One of our consistent challenges is that we only ever see part of the process and impact on our customers of what we do as an IT and Telco provider. We become blinkered by our own view of the process, and don’t keep the “full” picture in our own minds. Journey Mapping provides us with a tool to actually step back and consider all the aspects of the process, and then also gives us the tools to think about how we can transform the experience to be a better one.

A key danger I can see in this process is to only focus on the negative aspects of our interactions and customer experiences. It’s easy to pick up problem and pain points and then try to map journeys and change around these negative processes. But it’s not just about that – it’s also about looking at where you do things well, and what you can learn from those positive experiences. One of my favourite examples today was of a person who recognised that their business needed to change as a result of positive growth. The team who saw this need mapped the process that business manager needed to think through to ultimately help them scale up and out.

At the heart of it – Journey Mapping is about looking at where you can transform experiences to be even better, smoother and simpler – regardless of the input basis. As you remove friction and pain points, it proves to be a really powerful tool.

What have I learnt?

I’m going to be the first to admit that we do sometimes miss the mark on what our customers want and need. I’ve wanted to understand why this is the case, and how we can break through so that we can be what our customers expect and need. The tools we’ve picked developed over the last two days will hopefully help us transform our mindset to be able to deliver better solutions.

But more than that – we want to excel beyond the things we already do. We want to give our customers the best, most enjoyable IT experience. We want to do more than just talk about being human centric, we actually want to make sure that we are constantly giving them what they need in every aspect of their jobs.

I think this is really exciting – because as we continue to develop, improve and change, we’ll do an even better job of meeting expectations and really helping all of our customers, partners and suppliers to do a better job of meeting their customer needs and expectations.
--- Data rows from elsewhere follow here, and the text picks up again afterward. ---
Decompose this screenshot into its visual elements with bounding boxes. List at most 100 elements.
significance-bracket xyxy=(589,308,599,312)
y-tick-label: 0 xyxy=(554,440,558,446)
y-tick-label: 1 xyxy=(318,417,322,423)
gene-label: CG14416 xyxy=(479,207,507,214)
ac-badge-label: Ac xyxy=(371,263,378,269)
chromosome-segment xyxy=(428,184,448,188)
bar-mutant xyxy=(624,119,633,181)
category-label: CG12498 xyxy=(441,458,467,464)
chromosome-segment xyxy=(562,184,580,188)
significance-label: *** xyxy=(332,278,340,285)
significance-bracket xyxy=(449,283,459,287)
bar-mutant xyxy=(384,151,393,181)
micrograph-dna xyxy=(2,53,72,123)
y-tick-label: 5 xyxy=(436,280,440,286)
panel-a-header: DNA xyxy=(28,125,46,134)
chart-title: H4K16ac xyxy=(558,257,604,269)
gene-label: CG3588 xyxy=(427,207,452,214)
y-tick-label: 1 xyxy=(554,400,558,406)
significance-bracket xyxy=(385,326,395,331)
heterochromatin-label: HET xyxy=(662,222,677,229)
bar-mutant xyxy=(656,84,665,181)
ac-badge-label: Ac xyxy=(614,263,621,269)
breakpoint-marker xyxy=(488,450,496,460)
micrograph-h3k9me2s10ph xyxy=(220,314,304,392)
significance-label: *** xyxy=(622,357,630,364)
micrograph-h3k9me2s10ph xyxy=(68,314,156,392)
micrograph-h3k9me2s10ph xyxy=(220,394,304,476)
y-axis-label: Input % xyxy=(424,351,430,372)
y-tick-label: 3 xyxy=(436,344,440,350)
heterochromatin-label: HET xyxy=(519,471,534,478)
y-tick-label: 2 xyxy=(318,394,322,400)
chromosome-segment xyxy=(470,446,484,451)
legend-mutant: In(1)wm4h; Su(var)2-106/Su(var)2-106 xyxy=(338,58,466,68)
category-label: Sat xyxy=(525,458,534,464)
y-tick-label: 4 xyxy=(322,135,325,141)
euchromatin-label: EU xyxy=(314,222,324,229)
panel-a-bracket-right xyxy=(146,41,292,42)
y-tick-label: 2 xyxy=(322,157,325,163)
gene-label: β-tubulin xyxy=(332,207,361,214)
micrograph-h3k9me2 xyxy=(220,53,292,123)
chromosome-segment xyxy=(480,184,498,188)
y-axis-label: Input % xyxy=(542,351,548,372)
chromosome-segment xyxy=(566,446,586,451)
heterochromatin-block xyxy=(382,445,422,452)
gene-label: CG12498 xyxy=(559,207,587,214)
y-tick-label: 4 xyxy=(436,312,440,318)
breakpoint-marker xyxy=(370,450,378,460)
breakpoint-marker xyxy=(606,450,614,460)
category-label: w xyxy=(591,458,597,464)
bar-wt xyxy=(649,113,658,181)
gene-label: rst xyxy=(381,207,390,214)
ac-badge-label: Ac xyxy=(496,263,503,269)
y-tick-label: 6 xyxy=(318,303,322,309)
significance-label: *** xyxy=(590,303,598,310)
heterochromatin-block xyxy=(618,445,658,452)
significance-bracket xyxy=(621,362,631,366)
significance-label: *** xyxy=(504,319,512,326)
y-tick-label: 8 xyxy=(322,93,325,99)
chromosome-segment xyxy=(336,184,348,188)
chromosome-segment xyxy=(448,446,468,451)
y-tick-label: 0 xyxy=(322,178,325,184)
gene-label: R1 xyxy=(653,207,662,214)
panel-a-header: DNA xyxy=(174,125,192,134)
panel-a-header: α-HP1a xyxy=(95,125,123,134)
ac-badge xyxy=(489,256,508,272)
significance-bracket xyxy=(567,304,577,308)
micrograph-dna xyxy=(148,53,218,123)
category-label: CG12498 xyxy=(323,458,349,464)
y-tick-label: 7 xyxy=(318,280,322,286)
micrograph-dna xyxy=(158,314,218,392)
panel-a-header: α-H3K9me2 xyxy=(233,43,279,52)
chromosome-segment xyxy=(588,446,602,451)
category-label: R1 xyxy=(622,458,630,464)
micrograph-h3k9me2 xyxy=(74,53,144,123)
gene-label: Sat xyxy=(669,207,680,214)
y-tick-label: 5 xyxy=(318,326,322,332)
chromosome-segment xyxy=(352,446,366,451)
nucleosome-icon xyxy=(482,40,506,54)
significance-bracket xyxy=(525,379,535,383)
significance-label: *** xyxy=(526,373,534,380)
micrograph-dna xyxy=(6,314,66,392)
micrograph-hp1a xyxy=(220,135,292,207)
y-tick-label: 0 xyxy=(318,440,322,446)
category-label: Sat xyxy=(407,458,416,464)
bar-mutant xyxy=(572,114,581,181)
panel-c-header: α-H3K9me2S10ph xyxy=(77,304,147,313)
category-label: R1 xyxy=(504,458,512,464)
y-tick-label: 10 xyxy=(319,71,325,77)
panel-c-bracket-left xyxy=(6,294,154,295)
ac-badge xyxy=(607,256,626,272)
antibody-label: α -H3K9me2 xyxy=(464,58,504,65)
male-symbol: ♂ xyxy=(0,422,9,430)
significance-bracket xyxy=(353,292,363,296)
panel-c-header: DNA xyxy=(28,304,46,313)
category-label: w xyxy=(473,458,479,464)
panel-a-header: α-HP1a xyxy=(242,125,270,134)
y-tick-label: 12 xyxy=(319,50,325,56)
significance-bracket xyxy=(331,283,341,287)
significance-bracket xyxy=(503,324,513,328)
So what does improving customer experiences mean?

For a long time, I’ve held the view that IT is an amazing force for positive change in an organisational environment. Technologies such as cloud computing, increased mobility, and IoT are really demonstrating the power for these things to work out in practice. The last two days have really highlighted to me that despite this potential, there is still a real gap in the understanding of what these things are and how we can effectively apply them.

To take this to the next step – we want ever customer interaction to be a stellar customer experience. Many of our customers do talk about the stellar experiences they have – but we want every customer to feel that way. I want to teach our team to apply these principles (empathy, understanding our customers journey, and then delivering organisational change) to every interaction they have, and over time to see every experience be described as stellar.

Streamlining what we do, removing points of friction, reducing the technical barriers, improving product reliability, improving communication – all of these things make a difference to how our customers will experience their interactions with us – and things that I’m convinced that I want to see us achieve.

But at the end of the day, these are just words – and the proof will be when we deliver real change.

2 thoughts on “Empathically Walking the Customer Journey

  1. Andrew, What a great post.

    I am so pleased to see you are already building upon your past successes and introducing additional thinking and concepts into how you achieve stellar customer experiences.

    Its very fulfilling to see people take away learnings from a course that I have designed. I agree the video is a really powerful way to understand empathy.

    Thanks for post and the great contribution you made on the course.